Apple launched the iPhone X at a thousand bucks. The top end costs $1200. This was in 2017. In 2018, iPhone XS Max tops at a staggering $1449. Every other flagship device that launched since has tested the $1000 dollar mark. These are crazy prices. Really crazy. Pause for a moment… Are mobile devices, which inherently have a lifespan of 24-30 months worth $1000+ ?
The answer I predict will be revealed in 2019 refresh cycles. Thats when the first generation of these flagship typically come up for replacement. The flagships of today are without a doubt the most fantastic piece of devices. State-of-the-Art! But will people be tempted to upgrade these devices with every launch? I believe, that most people will hold on to these devices a while longer. This would mean lower sales of the flagship phones released post 2019. Apple, Samsung made their billions selling us millions of phones in the mid 2010s. To make these billions, the companies required that their products see mass adoption. Not be seen as exclusive devices, but be the daily drivers. That was exactly what these two companies managed to achieve. The flagships where priced such that people could afford them, most of the time subsidised by the carriers. I remember the first time I got my self a flagship. It was the Samsung S3. It was a perfect phone… fast, great camera… but for exactly 2 years. Then it started to slow. The battery began to die quickly. The next flagship I picked was the iPhone 6s. This was even better than the S3. It lasted for more than 2 years before the battery-gate kicked in. Luckily, I replaced the battery under the Apple Battery Replacement program. My current flagship is, well not exactly a ‘flagship’, but rather the ‘Flagship Killer’ OnePlus 6. Most of my phones are less than $650 thanks to buy-in / trade-in schemes. When I was looking to upgrade my iPhone 6s, the iPhone X was not even in the shortlist. It’s price even with the offers didn’t really justify. Plus, the user reviews of OnePlus 6 were great. Good build, good camera, fast OS, good battery with dash charge at less than half the price.
Today, the mobile market is a mature market.
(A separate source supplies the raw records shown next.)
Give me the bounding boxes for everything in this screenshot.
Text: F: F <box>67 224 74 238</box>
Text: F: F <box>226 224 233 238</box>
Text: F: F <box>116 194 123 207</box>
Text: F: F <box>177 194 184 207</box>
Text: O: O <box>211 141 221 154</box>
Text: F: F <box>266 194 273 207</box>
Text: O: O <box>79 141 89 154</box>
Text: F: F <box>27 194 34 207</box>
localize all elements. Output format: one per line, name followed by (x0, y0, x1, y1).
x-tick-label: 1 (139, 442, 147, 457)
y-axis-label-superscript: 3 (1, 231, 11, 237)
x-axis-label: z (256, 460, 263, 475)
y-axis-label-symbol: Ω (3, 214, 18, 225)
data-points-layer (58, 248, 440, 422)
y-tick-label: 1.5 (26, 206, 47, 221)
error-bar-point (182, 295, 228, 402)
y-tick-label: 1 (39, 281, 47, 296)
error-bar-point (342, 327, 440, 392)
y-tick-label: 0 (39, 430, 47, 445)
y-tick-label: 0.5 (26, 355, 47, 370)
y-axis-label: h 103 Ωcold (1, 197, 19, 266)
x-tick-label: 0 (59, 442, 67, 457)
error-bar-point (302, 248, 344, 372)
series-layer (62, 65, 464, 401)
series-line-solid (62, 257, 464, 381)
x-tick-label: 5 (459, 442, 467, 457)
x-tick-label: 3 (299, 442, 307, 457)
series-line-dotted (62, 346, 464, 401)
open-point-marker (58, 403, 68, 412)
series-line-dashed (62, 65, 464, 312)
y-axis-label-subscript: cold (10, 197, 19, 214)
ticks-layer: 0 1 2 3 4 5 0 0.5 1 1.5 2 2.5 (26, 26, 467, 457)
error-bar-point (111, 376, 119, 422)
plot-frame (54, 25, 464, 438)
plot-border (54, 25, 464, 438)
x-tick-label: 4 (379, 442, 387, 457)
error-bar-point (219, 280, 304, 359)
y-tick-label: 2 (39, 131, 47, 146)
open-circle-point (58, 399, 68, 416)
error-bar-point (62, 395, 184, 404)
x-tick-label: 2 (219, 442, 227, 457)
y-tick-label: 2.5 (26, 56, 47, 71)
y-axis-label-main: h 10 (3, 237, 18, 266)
The differences between the high end phones has never been this close. So when experts rate a phone, there almost never is an unanimous winner anymore. And with phones that cost less than $500, replacing them in 2 years is always a possibility. Replacing a $1000+ phone in two years is also a possibility, but what will be interesting is the number of people who ACTUALLY go for replacement. The early reports suggest that the sales of iPhone XS are lower than expected. Samsung too is being given a tough fight by Huawei.
Another factor that will matter is that in the last 3-4 years none of the manufacturers have leap-frogged in terms of innovation. The hardware of this devices today are easily future proof for at least 2-3 years. Personally, I find their pursuit for the bezel less display laughable. I would instead prioritise a bigger battery or an indestructible display any day. Keep the bezels and put in as many sensors as possible if you ask me. Phones have moved on from being just a device for communication. They are a device that have an untapped potential as utility devices, health monitors, navigation devices, digital wallets.
Smartphones, especially the flagships, will need to realise, that $1000+ prices is not sustainable. They will still sell, but the sweet spot lies well below this price point. Apple just announced their quarterly results and the sales are way below. They sugar coated it by saying that the battery replacement program caused a hit. Also the phones of today are so good that people are happy to keep them for more than 2 years, which in plain english is saying that our new phones are just too expensive for people of upgrade, so they rather squeeze out every penny of the earlier $1000 device till they pick up the next $1000+ device. And god forbid if they get their hands on a device like OnePlus. Cause if they use if for a few days, they will realise what a daylight robbery the $1000+ devices are.
Manufacturers have to revisit the pricing of the earlier days when they were killing it in terms of sales. They have to cut down on their fancy bezel less, 4K targets. But rather put in better speakers, bigger batteries, unbreakable screens. If they don’t, then the next OnePlus like story is just waiting to happen.